Davalı cevap dilekçesinde; davacının kendisine dava konusu yerle ilgili herhangi bir para vermediğini, kendisinin okuma yazma bilmeyip yaşlı olduğunu, davacının yanında İsmail isminde biri ile evine gelip 587 m2"lik arsanın 200 m2"sini bu şahsa sattığını ve yarın geleceğiz, bir kağıda imza atabilirmisin dediğini, ertesi gün evine davacının eşi A.. K..."ın gelip 500,00 TL verdiğini, 7.000,00 TL vermediğini, davacının niyetinin kendisini kandırmak olduğunu, yine kendisini dava konusu yerin devir tescili için davacının Tapu dairesine götürdüğünü, ancak Tapu dairesindeki memurların burayı parasız sattığını söylemeleri üzerine Tapu Müdürünün kendisini akli durumunu belirtir rapor istediğini, bu şekilde tapuda işlem yapılmadığını, daha önce taşınmazda kendisine kalan 587 m2 hissesinden davacıya 200 m2 yer sattığından kalan 387 m2 yi dava dışı Muzaffer"e sattığını ileri sürerek, davanın reddini savunmuştur.
Yargılama sırasında vefat eden davalının mirasçıları davaya dahil edilmiş, davalı mirasçılar H.. A.. vd.beyanlarında davanın reddini savunmuşlardır.
Mahkemece; davanın sebepsiz zenginleşmeye dayalı alacak davası olduğu, davacının iddia ettiği gayrimenkul satımına ilişkin sözleşmede belirtilen paranın tekrar ödendiğine ilişkin somut, inandırıcı delil ibraz edilememiş olduğu gerekçesi ile davanın reddine karar verilmiş, hüküm davacı vekili tarafından temyiz edilmiştir.
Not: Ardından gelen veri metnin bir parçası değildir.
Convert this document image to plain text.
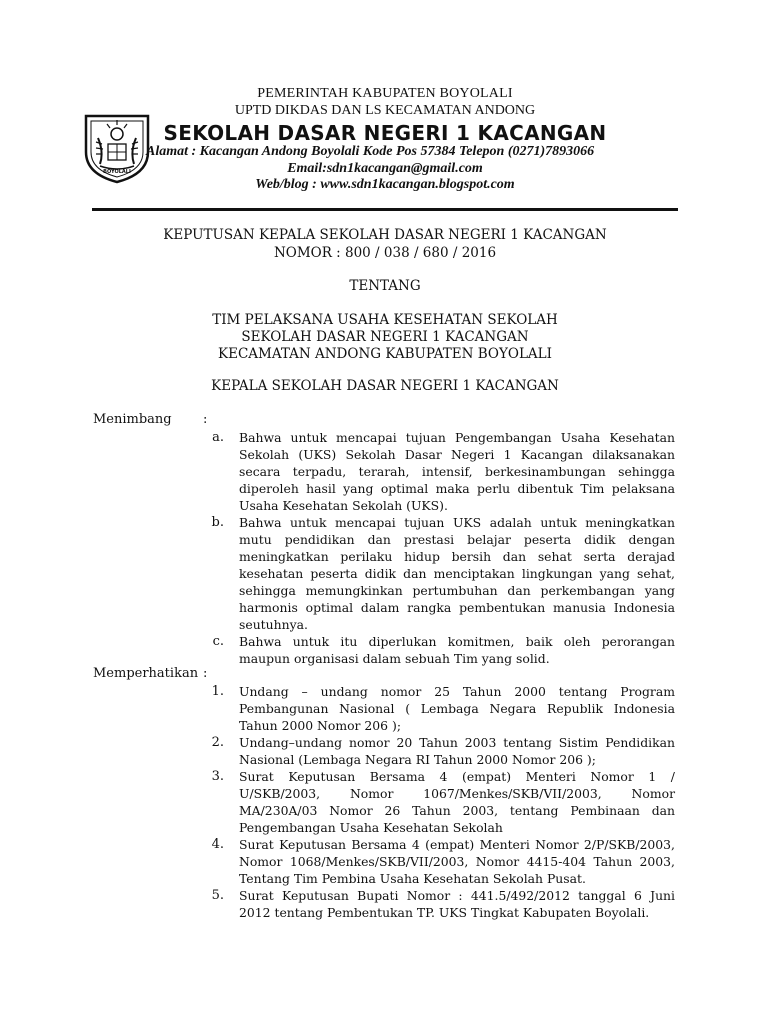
BOYOLALI
PEMERINTAH KABUPATEN BOYOLALI
UPTD DIKDAS DAN LS KECAMATAN ANDONG
SEKOLAH DASAR NEGERI 1 KACANGAN
Alamat : Kacangan Andong Boyolali Kode Pos 57384 Telepon (0271)7893066
Email:sdn1kacangan@gmail.com
Web/blog : www.sdn1kacangan.blogspot.com
KEPUTUSAN KEPALA SEKOLAH DASAR NEGERI 1 KACANGAN
NOMOR : 800 / 038 / 680 / 2016
TENTANG
TIM PELAKSANA USAHA KESEHATAN SEKOLAH
SEKOLAH DASAR NEGERI 1 KACANGAN
KECAMATAN ANDONG KABUPATEN BOYOLALI
KEPALA SEKOLAH DASAR NEGERI 1 KACANGAN
Menimbang :
a. Bahwa untuk mencapai tujuan Pengembangan Usaha Kesehatan Sekolah (UKS) Sekolah Dasar Negeri 1 Kacangan dilaksanakan secara terpadu, terarah, intensif, berkesinambungan sehingga diperoleh hasil yang optimal maka perlu dibentuk Tim pelaksana Usaha Kesehatan Sekolah (UKS).
b. Bahwa untuk mencapai tujuan UKS adalah untuk meningkatkan mutu pendidikan dan prestasi belajar peserta didik dengan meningkatkan perilaku hidup bersih dan sehat serta derajad kesehatan peserta didik dan menciptakan lingkungan yang sehat, sehingga memungkinkan pertumbuhan dan perkembangan yang harmonis optimal dalam rangka pembentukan manusia Indonesia seutuhnya.
c. Bahwa untuk itu diperlukan komitmen, baik oleh perorangan maupun organisasi dalam sebuah Tim yang solid.
Memperhatikan :
1. Undang – undang nomor 25 Tahun 2000 tentang Program Pembangunan Nasional ( Lembaga Negara Republik Indonesia Tahun 2000 Nomor 206 );
2. Undang–undang nomor 20 Tahun 2003 tentang Sistim Pendidikan Nasional (Lembaga Negara RI Tahun 2000 Nomor 206 );
3. Surat Keputusan Bersama 4 (empat) Menteri Nomor 1 / U/SKB/2003, Nomor 1067/Menkes/SKB/VII/2003, Nomor MA/230A/03 Nomor 26 Tahun 2003, tentang Pembinaan dan Pengembangan Usaha Kesehatan Sekolah
4. Surat Keputusan Bersama 4 (empat) Menteri Nomor 2/P/SKB/2003, Nomor 1068/Menkes/SKB/VII/2003, Nomor 4415-404 Tahun 2003, Tentang Tim Pembina Usaha Kesehatan Sekolah Pusat.
5. Surat Keputusan Bupati Nomor : 441.5/492/2012 tanggal 6 Juni 2012 tentang Pembentukan TP. UKS Tingkat Kabupaten Boyolali.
Uyuşmazlık, taraflar arasındaki geçersiz (harici) satış sözleşmesi gereğince ödenen satış bedelinin sebepsiz zenginleşme hükümlerine göre tahsili istemine ilişkindir.
Davaya konu 03.02.2005 tarihli sözleşme incelendiğinde, alıcının davacı satıcının davalı M.. K.. olduğu, davalı satıcının sözleşme konusu taşınmazdaki hissesinin tamamını 7.000 TL bedelle sattığı, satış bedelini nakten elden aldığı, 10 yıl öncede bu yeri 90 TL bedelle davacıya satmış olduğu, bakiye bedelini de sözleşme tarihinde elden aldığı, zilyetliği ve arsayı davacıya devrettiğinin belirtildiği görülmüştür.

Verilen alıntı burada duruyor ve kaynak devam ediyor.